Longevity Adds to Women’s Financial Strain


Occasionally I come across articles that are worth passing along. Kudos to Forbes.com for sharing financial advisor Wayne Fourman’s insight on the compounding issues facing the fairer sex. I have written about the gender pay gap and how marriage roles often derail a woman’s ability advance in her career field.

The financial strain that women endure is exacerbated by their longevity. Not only do women earn 78 percent of what their full-time male counterparts bring in, but women also live several years longer, which often leads to higher nursing care costs. Two items that Fourman discusses are especially troubling: (1) a single woman over 65 is five times as likely as a married couple the same age to fall into poverty; and (2) nearly half of single women rely on Social Security to provide 90 percent of their retirement income.

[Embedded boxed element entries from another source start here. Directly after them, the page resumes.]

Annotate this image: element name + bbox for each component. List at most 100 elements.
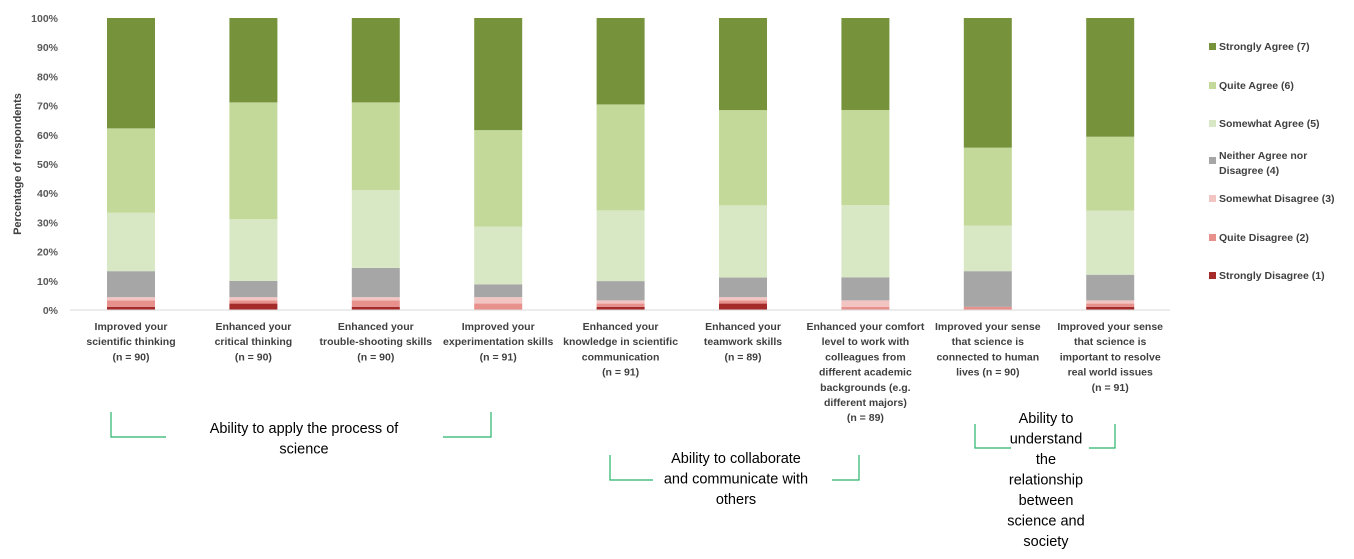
- bar-segment: [107, 212, 155, 272]
- y-tick-label: 60%: [37, 130, 59, 142]
- bar-segment: [1086, 300, 1135, 304]
- bar-segment: [351, 189, 400, 268]
- bar-segment: [963, 271, 1012, 307]
- bar-segment: [719, 110, 767, 206]
- bar-segment: [841, 300, 890, 307]
- bar-segment: [1086, 306, 1135, 310]
- legend-swatch: [1209, 82, 1216, 89]
- bar-segment: [841, 109, 890, 206]
- bar-segment: [474, 297, 523, 304]
- bar-segment: [719, 300, 767, 304]
- bar-segment: [1086, 18, 1135, 137]
- bar-segment: [474, 130, 523, 227]
- category-label: Improved your sense that science is import…: [1057, 321, 1163, 394]
- group-label: Ability to understand the relationship betwe…: [1007, 411, 1084, 550]
- category-label: Enhanced your critical thinking (n = 90): [215, 321, 293, 363]
- group-bracket-right: [1089, 424, 1116, 449]
- category-label: Enhanced your trouble-shooting skills (n =…: [320, 321, 433, 363]
- legend-swatch: [1209, 43, 1216, 50]
- bar-segment: [596, 300, 645, 304]
- bar-segment: [719, 277, 767, 298]
- bar-segment: [474, 284, 523, 298]
- legend: Strongly Agree (7) Quite Agree (6) Somewha…: [1209, 41, 1335, 282]
- legend-label: Somewhat Agree (5): [1219, 118, 1320, 130]
- bar-segment: [596, 210, 645, 282]
- bar-segment: [107, 306, 155, 310]
- bar-segment: [229, 297, 278, 301]
- category-label: Improved your sense that science is connec…: [935, 321, 1041, 379]
- legend-swatch: [1209, 157, 1216, 164]
- group-bracket-left: [609, 455, 653, 481]
- group-bracket-right: [443, 412, 492, 438]
- bar-segment: [596, 104, 645, 211]
- bar-segment: [107, 128, 155, 213]
- group-bracket-left: [110, 412, 166, 438]
- bar-segment: [841, 277, 890, 301]
- legend-swatch: [1209, 120, 1216, 127]
- bar-segment: [351, 300, 400, 307]
- legend-label: Strongly Disagree (1): [1219, 270, 1325, 282]
- bar-segment: [351, 267, 400, 298]
- group-bracket-left: [974, 424, 1011, 449]
- legend-label: Strongly Agree (7): [1219, 41, 1310, 53]
- legend-label: Somewhat Disagree (3): [1219, 193, 1335, 205]
- legend-swatch: [1209, 195, 1216, 202]
- bar-segment: [229, 102, 278, 220]
- bars: [107, 18, 1135, 310]
- bar-segment: [351, 297, 400, 301]
- bar-segment: [107, 18, 155, 129]
- bar-segment: [719, 18, 767, 111]
- bar-segment: [1086, 210, 1135, 275]
- bar-segment: [351, 102, 400, 190]
- legend-swatch: [1209, 272, 1216, 279]
- bar-segment: [596, 18, 645, 105]
- bar-segment: [841, 205, 890, 278]
- bar-segment: [107, 297, 155, 301]
- bar-segment: [963, 18, 1012, 148]
- y-tick-label: 50%: [37, 159, 59, 171]
- y-tick-label: 100%: [31, 13, 59, 25]
- y-tick-label: 90%: [37, 42, 59, 54]
- bar-segment: [351, 18, 400, 103]
- category-label: Improved your experimentation skills (n = …: [443, 321, 553, 363]
- bar-segment: [474, 226, 523, 285]
- bar-segment: [474, 18, 523, 131]
- bar-segment: [596, 306, 645, 310]
- y-tick-label: 80%: [37, 71, 59, 83]
- bar-segment: [596, 281, 645, 301]
- bar-segment: [229, 219, 278, 281]
- bar-segment: [841, 18, 890, 110]
- bar-segment: [229, 18, 278, 103]
- category-label: Enhanced your knowledge in scientific comm…: [563, 321, 678, 379]
- category-labels: Improved your scientific thinking (n = 90)…: [86, 321, 1163, 424]
- bar-segment: [351, 306, 400, 310]
- bar-segment: [107, 300, 155, 307]
- legend-label: Quite Disagree (2): [1219, 232, 1309, 244]
- group-annotations: Ability to apply the process of science Ab…: [110, 411, 1116, 550]
- bar-segment: [719, 297, 767, 301]
- y-tick-label: 20%: [37, 247, 59, 259]
- bar-segment: [719, 303, 767, 310]
- y-axis-label: Percentage of respondents: [12, 93, 24, 235]
- y-tick-label: 40%: [37, 188, 59, 200]
- bar-segment: [841, 306, 890, 310]
- group-label: Ability to collaborate and communicate wi…: [664, 451, 808, 508]
- bar-segment: [963, 225, 1012, 272]
- category-label: Improved your scientific thinking (n = 90): [86, 321, 175, 363]
- y-tick-label: 10%: [37, 276, 59, 288]
- bar-segment: [596, 303, 645, 307]
- legend-label: Quite Agree (6): [1219, 80, 1294, 92]
- category-label: Enhanced your comfort level to work with c…: [806, 321, 924, 424]
- y-tick-label: 70%: [37, 101, 59, 113]
- y-tick-label: 30%: [37, 217, 59, 229]
- bar-segment: [1086, 136, 1135, 211]
- group-bracket-right: [832, 455, 860, 481]
- legend-label: Neither Agree nor Disagree (4): [1219, 150, 1307, 177]
- bar-segment: [963, 147, 1012, 226]
- bar-segment: [229, 280, 278, 298]
- category-label: Enhanced your teamwork skills (n = 89): [704, 321, 782, 363]
- y-axis: 0% 10% 20% 30% 40% 50% 60% 70% 80% 90% 100%: [31, 13, 59, 317]
- y-tick-label: 0%: [43, 305, 59, 317]
- group-label: Ability to apply the process of science: [210, 421, 400, 458]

Those figures are disturbing. While it’s reassuring that women’s rights have progressed to the point that many Generation Xers and millennials have flooded higher education and put themselves in position to earn considerable salaries and chip away at the ever-present glass ceiling, the women of the baby boomer generation, as a whole, do not share the same optimism. According to the White House, only 15 percent of women between the ages of 25-34 had at least a bachelor’s degree in 1974. That number had jumped to almost 40 percent by 2014. The lack of an advanced education makes alleviating financial strain difficult, as most high-income jobs require such degrees.

Financial literacy thereby becomes critical in saving money to complement Social Security checks and understand the basics of monetary discipline. There is hope for our daughters, but we have to put forth the effort to help the women of the older generations live the final years of their lives with dignity.